Rea also believes the mental challenge of staying indoors for the foreseeable future is a major issue.

He has set up his own YouTube channel with "cool content" including cookery and teaching his four-year-old son to ride a motorbike.

"What's more important now is the mental aspect - I've a back garden to get out to escape to but many people aren't that fortunate so it's important people stay mentally strong throughout this period," Rea added.

"They just have to pick the simplest things that make them happy and try to achieve that goal that day because I can see that being a huge problem. I usually live my life at 200mph so to completely stop is going to be a big change.

"It's about people being clever and not panicking. With panic buying, I just don't understand people going out and buying so much as if stores are going to close their doors. Everyone will still have essential needs.

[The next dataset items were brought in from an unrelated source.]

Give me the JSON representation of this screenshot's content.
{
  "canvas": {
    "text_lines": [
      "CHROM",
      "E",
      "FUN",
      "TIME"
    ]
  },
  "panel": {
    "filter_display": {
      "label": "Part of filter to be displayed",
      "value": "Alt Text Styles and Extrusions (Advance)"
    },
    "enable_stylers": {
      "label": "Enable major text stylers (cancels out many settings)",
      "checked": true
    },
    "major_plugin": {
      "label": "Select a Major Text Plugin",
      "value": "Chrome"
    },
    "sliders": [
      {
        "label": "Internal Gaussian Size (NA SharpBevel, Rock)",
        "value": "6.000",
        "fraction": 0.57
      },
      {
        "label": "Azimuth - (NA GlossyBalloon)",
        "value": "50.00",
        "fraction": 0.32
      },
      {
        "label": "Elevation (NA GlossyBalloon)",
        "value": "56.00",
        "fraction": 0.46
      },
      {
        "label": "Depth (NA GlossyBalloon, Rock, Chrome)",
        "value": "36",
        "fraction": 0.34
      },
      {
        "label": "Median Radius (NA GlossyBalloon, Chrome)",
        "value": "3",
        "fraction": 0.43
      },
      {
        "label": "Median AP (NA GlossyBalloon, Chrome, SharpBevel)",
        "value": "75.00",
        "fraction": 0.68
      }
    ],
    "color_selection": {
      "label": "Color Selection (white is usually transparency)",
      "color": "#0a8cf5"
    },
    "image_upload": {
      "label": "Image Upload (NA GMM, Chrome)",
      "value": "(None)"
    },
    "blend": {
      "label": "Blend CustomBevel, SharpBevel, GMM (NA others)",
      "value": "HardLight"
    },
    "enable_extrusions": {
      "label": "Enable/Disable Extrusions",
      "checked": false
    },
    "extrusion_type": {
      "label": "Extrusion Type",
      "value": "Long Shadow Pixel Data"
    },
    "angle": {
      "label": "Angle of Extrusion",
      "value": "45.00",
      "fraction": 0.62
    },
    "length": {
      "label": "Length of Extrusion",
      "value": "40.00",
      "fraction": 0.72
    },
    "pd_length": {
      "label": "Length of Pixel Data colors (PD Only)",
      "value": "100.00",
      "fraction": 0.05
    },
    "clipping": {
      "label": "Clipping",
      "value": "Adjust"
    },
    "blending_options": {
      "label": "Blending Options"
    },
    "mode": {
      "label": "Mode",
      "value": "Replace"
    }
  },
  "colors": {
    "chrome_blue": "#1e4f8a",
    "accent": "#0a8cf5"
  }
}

"It's going to be a challenge in the next few weeks, especially with kids off school. We just have to go with it and fight this pandemic. It's about good hygiene, staying away from those most vulnerable and getting through this as best we can."

With all motorcycle sport in Ireland and indeed the rest of the world on hold indefinitely due to the pandemic, the Cookstown-based Burrows Engineering/RK Racing Team, like everyone else, have been left frustrated with the current situation but are already looking towards 2021.

Team principal John Burrows said: "No one could have foretold what was going to happen with the coronavirus outbreak this year and of course we are all disappointed as a team that we won't be going racing for some time, but racing takes a back seat under these circumstances with the health of everyone the biggest priority.

"I have two elderly parents and they, along with my family, are my biggest concern right now.

"We had big plans for this season with Paul Jordan and Mike Browne joining the team and with racing most likely to be wiped out, I see little reason to change things for 2021 and my plan is to keep both riders with the team."

Magherafelt man Jordan commented: "I'm gutted with how things have turned out this year. I've trained harder than ever over the winter and I've never been fitter.

"However, we have to be patient and look at the bigger picture as we are unlikely to be going racing any time soon.

"I'm grateful that I've joined a team like John's, who has come out and said I still have a ride on his bikes next season. John has put a huge effort into the 600cc Yamaha that he has got me for the roads and I just wanted to get out there and ride the wheels off it and repay him for that."

Browne, from Cork, said: "From a racing point of view it's a disaster, but things have obviously changed in a big way and we are all in the same boat.

"The situation has become a lot more serious and I'm worried about my family like everyone else. If things change for the better at a later date and we go racing, I'll be ready.